Ya había caído la noche y Augusto tenía frío. Pero no durmió, se la pasó  meditabundo a la luz de la flama, pensando en lo que haría al día siguiente; y dentro de las lenguas brillanté imaginó todo el castillo de su padre envuelto en el más ardiente de los infiernos. No fue hasta la madrugada que los párpados le pesaron y durmió apenas lo suficiente para descansar mínimamente.

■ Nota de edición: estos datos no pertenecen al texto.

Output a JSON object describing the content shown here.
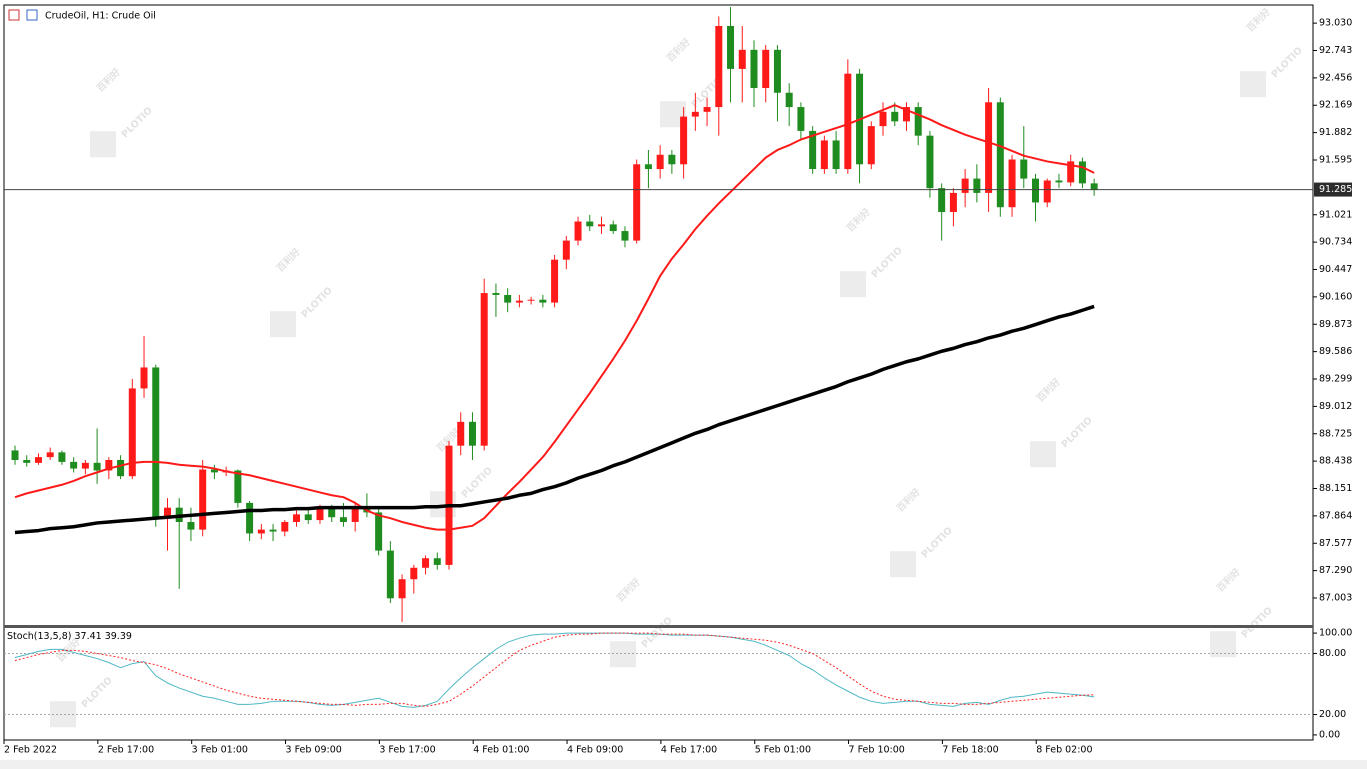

Al despertar fue a revisar su trampa. Porque tenía un hambre atroz y no se atrevía a comer bayas silvestres por temor a envenenamiento. Ahí estaba, luchando por liberarse, un gato del bosque. Era grande, no tanto como un perro pero sí más que un simple felino casero. Tenía rayas negras que adornaban todo su cuerpo sobre un pelaje moteado de pintas naranjas, grises y blancas. Tomó su cuchillo, y antes de que el animal supiera lo que estaba pasando, mareado ya por la sangre agolpada en su cabeza (pues estaba suspendido verticalmente) murió desangrado. A Augusto se le llenaron los brazos hasta el codo y los pies de sangre mientras despellejaba y destripaba el animal. Encendió el fuego nuevamente y se armó un festín con su carne. El intestino lo lavó en el río, lo puso a secar magistralmente al fuego, no para que se quemara, solo para que el jugo escapara. Le quedó una especie de cuerda elástica, muy elástica. Los Gatos del bosque no eran bestias comunes. Su carne revitaliza el cuerpo y su intestino es usado por algunos ingenieros para ciertos aparatos. Hay quien deshilachaba las tripas en hilos muy finos para crear cuerdas para arcos. Ese sería su próximo proyecto, un arco y flecha rudimentario.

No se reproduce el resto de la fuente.